Sorry I’ve been away for a few days, but I’ve been slammed with, well, the title to this post. It’s the by-product of having almost too much work. And it’s an even bigger factor when you’re dealing with clients with whom you have never worked. One new client relationship is a challenge.

I’ve got five.

Yep. Five new clients, which means five new relationships to tweak, guidelines to learn, deadlines to get used to, yadda yadda…

January was a rewarding and challenging month. But I muddled through and here we are in February, and although I’m past the muddle stage, I’m still trying to adjust. Part of that adjustment means figuring out where this blog fits into it all.

I really enjoy writing this blog. I like talking about my life, writing, and anything else that falls from my gray matter to my laptop keys. But there’s only one of me and 24 hours in a day, so sometimes things have to get pushed aside, and since this blog is a labor of love and not an actual income stream, sadly, it gets bumped.

But unlike previous blogging attempts, (and there have been several), I missed blogging this time. They say it takes 21 days to create or break a habit. Well, I blogged 31 consecutive days last month, so it’s a habit, plus 10 at this point, and I don’t see myself ever going 21 days without blogging again, so it’s safe to say, even if I don’t blog every day, I will blog often.

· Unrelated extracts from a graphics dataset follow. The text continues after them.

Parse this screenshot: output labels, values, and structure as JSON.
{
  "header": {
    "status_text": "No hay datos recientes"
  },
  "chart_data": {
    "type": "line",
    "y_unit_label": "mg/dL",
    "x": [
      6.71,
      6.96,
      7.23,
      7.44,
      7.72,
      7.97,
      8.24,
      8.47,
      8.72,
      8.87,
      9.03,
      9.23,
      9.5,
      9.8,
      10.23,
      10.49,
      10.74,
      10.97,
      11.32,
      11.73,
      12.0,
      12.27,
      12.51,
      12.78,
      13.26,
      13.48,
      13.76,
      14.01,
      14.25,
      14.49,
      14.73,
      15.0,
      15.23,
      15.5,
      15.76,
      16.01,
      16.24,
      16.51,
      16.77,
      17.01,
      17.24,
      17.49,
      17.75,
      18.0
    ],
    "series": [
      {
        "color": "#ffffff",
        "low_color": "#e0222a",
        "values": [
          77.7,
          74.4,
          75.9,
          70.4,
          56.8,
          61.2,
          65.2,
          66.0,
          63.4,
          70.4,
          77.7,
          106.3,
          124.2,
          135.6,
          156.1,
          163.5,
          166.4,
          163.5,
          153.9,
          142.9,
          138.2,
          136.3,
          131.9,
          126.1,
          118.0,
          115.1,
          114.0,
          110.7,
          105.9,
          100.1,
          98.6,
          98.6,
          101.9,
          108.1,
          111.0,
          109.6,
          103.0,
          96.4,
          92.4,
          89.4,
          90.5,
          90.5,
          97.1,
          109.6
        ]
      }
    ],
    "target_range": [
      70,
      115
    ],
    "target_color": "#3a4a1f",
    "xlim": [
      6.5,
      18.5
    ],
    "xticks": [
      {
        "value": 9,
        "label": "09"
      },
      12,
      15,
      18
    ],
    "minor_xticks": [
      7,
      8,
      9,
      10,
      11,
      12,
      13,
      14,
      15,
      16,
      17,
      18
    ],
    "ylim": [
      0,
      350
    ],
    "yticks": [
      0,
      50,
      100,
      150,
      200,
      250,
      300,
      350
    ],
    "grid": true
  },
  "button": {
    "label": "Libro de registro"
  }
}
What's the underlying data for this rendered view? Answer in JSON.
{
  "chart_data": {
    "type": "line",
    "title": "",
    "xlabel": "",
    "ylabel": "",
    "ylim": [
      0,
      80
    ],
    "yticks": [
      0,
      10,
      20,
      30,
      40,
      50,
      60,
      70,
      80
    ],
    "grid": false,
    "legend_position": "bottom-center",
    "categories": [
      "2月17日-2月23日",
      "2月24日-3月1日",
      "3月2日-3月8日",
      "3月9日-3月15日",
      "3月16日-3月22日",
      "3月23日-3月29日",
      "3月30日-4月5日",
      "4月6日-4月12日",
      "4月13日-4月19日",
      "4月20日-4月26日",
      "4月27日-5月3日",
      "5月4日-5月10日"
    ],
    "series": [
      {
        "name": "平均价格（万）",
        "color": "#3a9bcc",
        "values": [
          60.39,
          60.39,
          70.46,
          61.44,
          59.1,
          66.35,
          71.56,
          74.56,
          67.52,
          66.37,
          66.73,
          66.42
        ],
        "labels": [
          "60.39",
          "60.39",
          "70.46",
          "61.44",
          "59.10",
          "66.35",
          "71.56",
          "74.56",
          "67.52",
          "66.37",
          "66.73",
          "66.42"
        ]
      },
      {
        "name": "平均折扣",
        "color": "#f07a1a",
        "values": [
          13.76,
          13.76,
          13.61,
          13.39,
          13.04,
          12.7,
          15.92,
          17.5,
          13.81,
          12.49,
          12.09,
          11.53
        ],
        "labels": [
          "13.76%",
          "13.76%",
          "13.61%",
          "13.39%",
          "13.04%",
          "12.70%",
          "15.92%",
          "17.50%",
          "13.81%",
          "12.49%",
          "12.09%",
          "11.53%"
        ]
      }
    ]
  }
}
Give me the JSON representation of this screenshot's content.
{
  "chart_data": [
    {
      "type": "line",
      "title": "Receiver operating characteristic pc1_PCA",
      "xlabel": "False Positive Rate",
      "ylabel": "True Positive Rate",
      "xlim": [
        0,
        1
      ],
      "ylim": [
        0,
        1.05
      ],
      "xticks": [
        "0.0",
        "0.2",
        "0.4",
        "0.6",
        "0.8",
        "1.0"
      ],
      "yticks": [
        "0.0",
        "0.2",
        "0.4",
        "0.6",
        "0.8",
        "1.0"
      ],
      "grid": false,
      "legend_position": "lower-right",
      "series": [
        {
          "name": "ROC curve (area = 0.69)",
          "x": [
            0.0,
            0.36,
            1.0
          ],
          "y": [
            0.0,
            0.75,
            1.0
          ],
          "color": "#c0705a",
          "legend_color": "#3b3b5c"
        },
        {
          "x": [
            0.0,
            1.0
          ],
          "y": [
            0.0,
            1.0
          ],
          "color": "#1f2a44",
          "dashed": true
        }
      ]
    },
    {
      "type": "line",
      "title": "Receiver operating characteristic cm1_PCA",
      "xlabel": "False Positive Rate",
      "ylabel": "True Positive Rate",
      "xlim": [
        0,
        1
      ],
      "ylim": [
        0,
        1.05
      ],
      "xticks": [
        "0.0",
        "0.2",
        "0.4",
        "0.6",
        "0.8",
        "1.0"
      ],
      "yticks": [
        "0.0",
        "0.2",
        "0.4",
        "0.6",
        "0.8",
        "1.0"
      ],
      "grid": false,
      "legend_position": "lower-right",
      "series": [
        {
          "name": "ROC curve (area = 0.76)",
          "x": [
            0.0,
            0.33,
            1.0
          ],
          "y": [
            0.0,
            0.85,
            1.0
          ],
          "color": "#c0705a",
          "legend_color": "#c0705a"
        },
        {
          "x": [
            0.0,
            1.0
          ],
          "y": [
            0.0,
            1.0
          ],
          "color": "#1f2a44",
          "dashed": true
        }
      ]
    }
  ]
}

But for now, I need to get my clients are straight and comfy and in love with me, and I need to do the same for them. Because I’ve decided that if I don’t love the gig, I’m not going to keep it. Life is too short and there is way too much work out there for me to suffer through work I don’t enjoy. But I will save that conversation for another post.

OK — just wanted to check in before you decided I had fallen out of the blogosphere. I’m still here and I’ll be back.